Bangor will allocate its remaining $2.6 million in pandemic recovery funding to prepare two pieces of undeveloped land for housing to be built in the future.
Most of the money will likely be used to bring utilities and road infrastructure to a 10-acre city-owned parcel on Grandview Avenue. The rest will be used to do the same to another undeveloped site off Stillwater Avenue, said Debbie Laurie, Bangor city manager.
Bangor city councilors agreed on Monday to devote remaining pandemic recovery funds to the potential housing projects and will likely formally approve the designation in a meeting next month.
Though the money won’t be used to build housing itself, Laurie said it will still advance the city’s mission of prioritizing the creation and improvement of housing of all kinds at a time when the city and state desperately need it. The City Council set this goal shortly after a study found the state needs roughly 38,500 homes to make up for historic underproduction.
The city wants to bring water and sewer pipes, electricity lines and internet conduits to the Grandview Avenue site — which could cost about $2 million — to spare a future developer from the cost of doing so later, according to Laurie. This, the city hopes, will make the land more attractive to a developer interested in building more housing in Bangor, as the property could hold up to 100 housing units.
In exchange for preparing the land on Grandview Avenue, the city hopes to require a future developer to make the housing affordable to people who make 80 to 120 percent of the area median income, which the U.S. Department of Housing and Urban Development sets annually. That income bracket, often called “the missing middle,” makes too much money to qualify for most housing subsidies but not enough to buy or rent market-rate housing.
The city will likely use the rest of the remaining $2.6 million to improve infrastructure around land near where Stillwater Avenue and Hogan Road meet. Existing infrastructure lines run very close to that area, but don’t quite reach it, Laurie said.
Additionally, a rash of new housing units could overwhelm the capacity of utilities down the line, creating a hurdle for future development unless some improvements are made, Laurie said.
One developer was interested in building housing on land near the intersection of Chase Road and Stillwater Avenue but backed out when those problems were discovered and the developer found the per-unit cost of building housing would be too high.
Another developer now wants to bring housing to roughly the same area but knows those infrastructure limitations exist, Laurie said.

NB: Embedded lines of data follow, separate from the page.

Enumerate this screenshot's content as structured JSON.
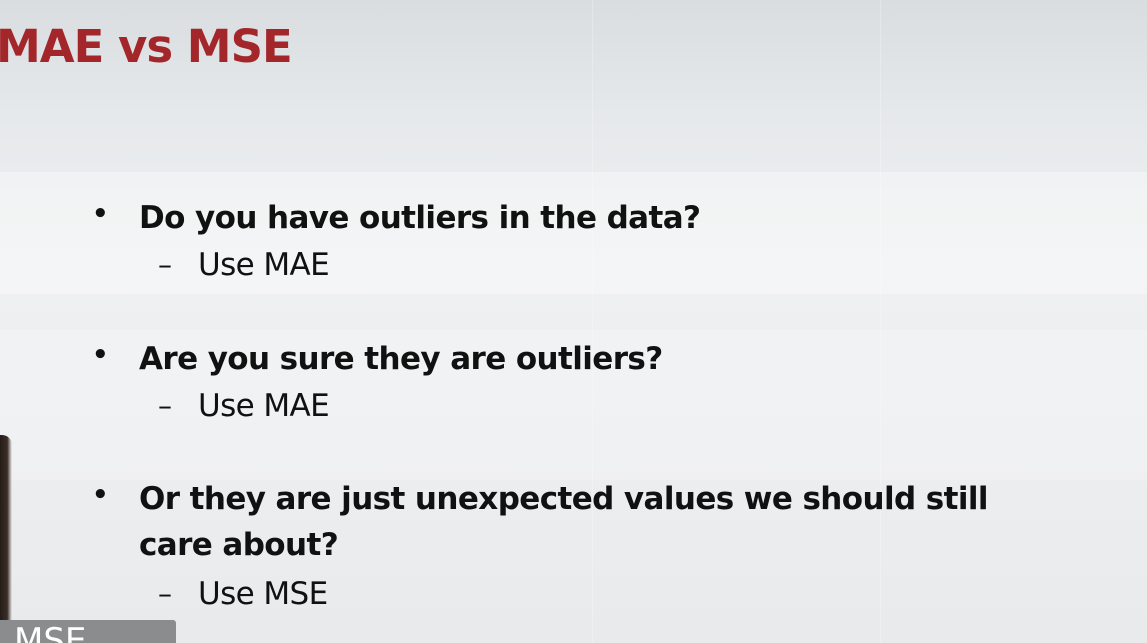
{
  "slide": {
    "title": "MAE vs MSE",
    "title_color": "#a3262a",
    "bullets": [
      {
        "text_lines": [
          "Do you have outliers in the data?"
        ],
        "sub": "Use MAE"
      },
      {
        "text_lines": [
          "Are you sure they are outliers?"
        ],
        "sub": "Use MAE"
      },
      {
        "text_lines": [
          "Or they are just unexpected values we should still",
          "care about?"
        ],
        "sub": "Use MSE"
      }
    ],
    "bullet_glyph": "•",
    "sub_glyph": "–"
  },
  "caption": {
    "text": "MSE",
    "bar_color": "#8a8c8e"
  }
}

The city expects to receive the results of an engineering study soon, Laurie said, which would tell staff what the site needs to support housing in the future.
The $2.6 million is all that remains of the original $20.5 million lump sum Bangor received from the American Rescue Plan Act, which Congress passed in 2021. The money was intended to help communities across the country financially bounce back from the COVID-19 pandemic.
The city must allocate all of its pandemic recovery funding by the end of this year, and all the money must be spent by Dec. 31, 2026.
The federal government allows communities to use up to $10 million of their pandemic recovery funding on internal services, according to Laurie. So far, Bangor has used $1.5 million of its $20.5 million on city services, including public bathrooms, a sidewalk plow and new municipal positions.